Duras críticas del Consejo de Estado que no considera apropiada la vía del decreto en primer lugar. Y en segundo lugar porque considera grave que el decreto carezca de necesarias garantías de control y de supervisión en el uso y adjudicación que se hará en España de las ayudas de la UE.

Y en tercer lugar porque el Consejo de Estado echa en falta en el decreto el informe de la Intervención General del Estado, y el análisis correspondiente sobre el posible ‘impacto’ que el uso de las ayudas europeas tendrá en los Presupuestos Generales del Estado.

En suma un severo varapalo del Consejo de Estado al Gobierno que explica el por qué el Presidente Sánchez lo ocultó y no lo presentó en el Congreso antes de que el decreto se debatiera y se votara para su aprobación. Lo que también deja a Vox en pésima posición.

Sin embargo este no es el único incendio que ayer se intentaba apagar en La Moncloa porque los lugartenientes de Pablo Iglesias han vuelto a la carga en la cuestión de los alquileres y esta vez se han lanzado en contra de la vicepresidenta Nadia Calviño, que rechazó en unas declaraciones intervenir de manera generalizada los alquileres de las viviendas.

Y al fondo de todo ello se mantienen incandescentes las discrepancias de Sánchez, tanto con Casado como con Iglesias, en relación con la renovación del Poder Judicial, aplazada por enésima vez, mientras su Consejo General se dispone a acordar este jueves nuevos e importantes nombramientos.
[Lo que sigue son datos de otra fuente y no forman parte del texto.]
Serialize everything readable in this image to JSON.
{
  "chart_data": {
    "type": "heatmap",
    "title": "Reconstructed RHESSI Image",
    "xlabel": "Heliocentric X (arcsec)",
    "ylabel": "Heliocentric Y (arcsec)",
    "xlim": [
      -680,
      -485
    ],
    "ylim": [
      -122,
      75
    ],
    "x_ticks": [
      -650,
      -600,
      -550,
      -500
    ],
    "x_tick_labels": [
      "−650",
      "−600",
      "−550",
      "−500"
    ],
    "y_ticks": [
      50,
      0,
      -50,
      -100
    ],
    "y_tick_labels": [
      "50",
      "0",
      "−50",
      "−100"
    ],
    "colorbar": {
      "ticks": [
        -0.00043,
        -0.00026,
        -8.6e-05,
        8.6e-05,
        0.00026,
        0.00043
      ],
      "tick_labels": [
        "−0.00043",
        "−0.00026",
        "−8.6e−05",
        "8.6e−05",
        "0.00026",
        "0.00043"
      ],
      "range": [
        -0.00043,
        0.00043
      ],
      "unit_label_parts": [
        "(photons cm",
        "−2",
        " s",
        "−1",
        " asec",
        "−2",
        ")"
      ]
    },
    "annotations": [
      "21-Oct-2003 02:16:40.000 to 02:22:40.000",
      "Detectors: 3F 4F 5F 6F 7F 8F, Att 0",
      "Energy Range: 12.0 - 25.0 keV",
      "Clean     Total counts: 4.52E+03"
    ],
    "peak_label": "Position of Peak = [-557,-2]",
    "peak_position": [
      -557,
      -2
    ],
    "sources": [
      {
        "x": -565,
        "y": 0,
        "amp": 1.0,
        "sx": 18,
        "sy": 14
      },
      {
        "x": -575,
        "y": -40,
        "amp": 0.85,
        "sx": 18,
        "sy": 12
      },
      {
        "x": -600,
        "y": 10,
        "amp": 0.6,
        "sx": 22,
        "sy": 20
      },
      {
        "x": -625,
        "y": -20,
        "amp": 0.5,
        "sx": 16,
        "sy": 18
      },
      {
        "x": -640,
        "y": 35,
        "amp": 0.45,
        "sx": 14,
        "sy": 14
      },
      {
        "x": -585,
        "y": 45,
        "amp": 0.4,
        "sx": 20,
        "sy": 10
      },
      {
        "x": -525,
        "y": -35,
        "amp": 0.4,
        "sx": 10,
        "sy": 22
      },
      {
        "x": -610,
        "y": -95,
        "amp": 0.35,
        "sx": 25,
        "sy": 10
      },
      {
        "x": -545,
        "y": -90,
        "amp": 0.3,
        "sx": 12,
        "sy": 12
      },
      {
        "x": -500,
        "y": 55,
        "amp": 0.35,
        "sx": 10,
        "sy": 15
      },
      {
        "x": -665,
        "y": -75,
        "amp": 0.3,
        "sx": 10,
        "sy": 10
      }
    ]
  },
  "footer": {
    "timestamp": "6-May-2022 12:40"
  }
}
Sin embargo y a pesar de todos estos incendios, declarados en estancias distintas de La Moncloa, lo peor falta por llegar porque existe el riesgo cada vez mayor de que el fuego alcance el polvorín del Palacio y que haga saltar por los aires el Gobierno de coalición.

Y la mecha, a punto de prenderse, está en las negociaciones de Barcelona para la formación del gobierno catalán. Porque Iglesias ha tenido la osadía de proponer en Cataluña un gobierno de la izquierda presidido por Aragonés de ERC con Albiach de Podem en la vicepresidencia, y con el PSC apoyando desde fuera este demencial gobierno bipartito, a pesar de que fueron Illa y el PSC quienes ganaron las elecciones del 14-F.

Y si Iglesias veta a Salvador Illa y al PSC, para que no puedan liderar la Generalitat, y además lo hace desde la vicepresidencia del Gobierno de España la furia de Sánchez estallará. Y en ese caso Iglesias y sus ministros de Podemos se verán obligados, por destitución, a abandonar el Gobierno de España con un sonoro ‘hasta aquí hemos llegado’ de Sánchez frente a Iglesias.

Y si esta ruptura final se produjera la decisión de Sánchez sería seguida de un cerrado y entusiasta aplauso del PSOE y de los ministros socialistas del Gobierno, mientras en La Moncloa los ahora atareados bomberos de todas estas desavenencias atacarían el fuego con botellas de champán. Y algún que otro taponazo también se escucharía en el Palacio de la Zarzuela y en la sede de La Bolsa del Ibex 35 que está en la plaza de La Lealtad.